Methods: All 1090 patients who underwent surgical treatment for a long-bone metastasis at two institutions between 1999 and 2017 were included in this retrospective study. The median age of the patients in the cohort was 63 years (interquartile range [IQR] 54 to 72 years), 56% of patients (610 of 1090) were female, and the median BMI was 27 kg/m (IQR 23 to 30 kg/m). The most affected location was the femur (70%), followed by the humerus (22%). The most common primary tumors were breast (24%) and lung (23%). Intramedullary nailing was the most commonly performed type of surgery (58%), followed by endoprosthetic reconstruction (22%), and plate screw fixation (14%). Missing data were imputed using the missForest methods. Features were selected by random forest algorithms, and five different models were developed on the training set (80% of the data): stochastic gradient boosting, random forest, support vector machine, neural network, and penalized logistic regression. These models were chosen as a result of their classification capability in binary datasets. Model performance was assessed on both the training set and the validation set (20% of the data) by discrimination, calibration, and overall performance.

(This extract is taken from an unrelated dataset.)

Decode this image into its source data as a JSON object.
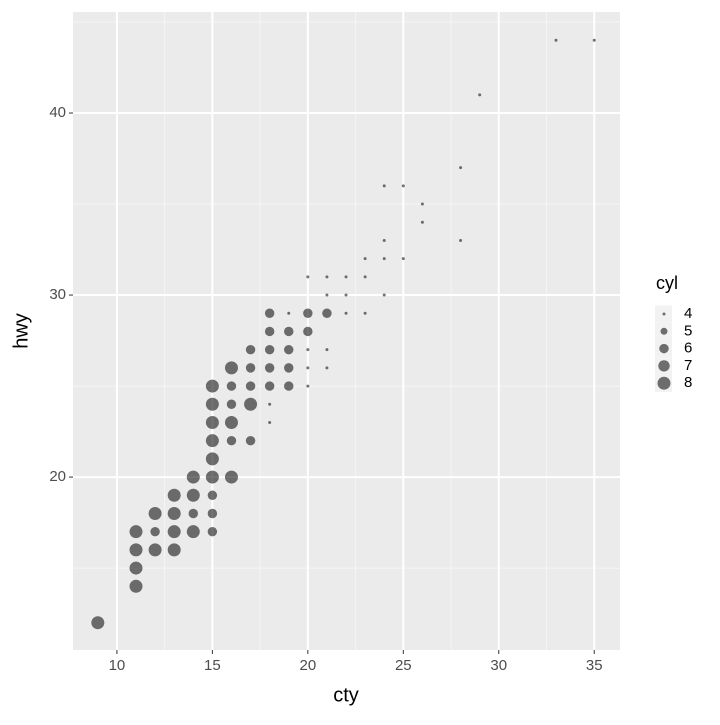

Results: We found no differences among the five models for discrimination, with an area under the curve ranging from 0.86 to 0.87. All models were well calibrated, with intercepts ranging from -0.03 to 0.08 and slopes ranging from 1.03 to 1.12. Brier scores ranged from 0.13 to 0.14. The stochastic gradient boosting model was chosen to be deployed as freely available web-based application and explanations on both a global and an individual level were provided. For 90-day survival, the three most important factors associated with poorer survivorship were lower albumin level, higher neutrophil-to-lymphocyte ratio, and rapid growth primary tumor. For 1-year survival, the three most important factors associated with poorer survivorship were lower albumin level, rapid growth primary tumor, and lower hemoglobin level.

Conclusions: Although the final models must be externally validated, the algorithms showed good performance on internal validation. The final models have been incorporated into a freely accessible web application that can be found at https://sorg-apps.shinyapps.io/extremitymetssurvival/. Pending external validation, clinicians may use this tool to predict survival for their individual patients to help in shared treatment decision making.

Level Of Evidence: Level III, therapeutic study.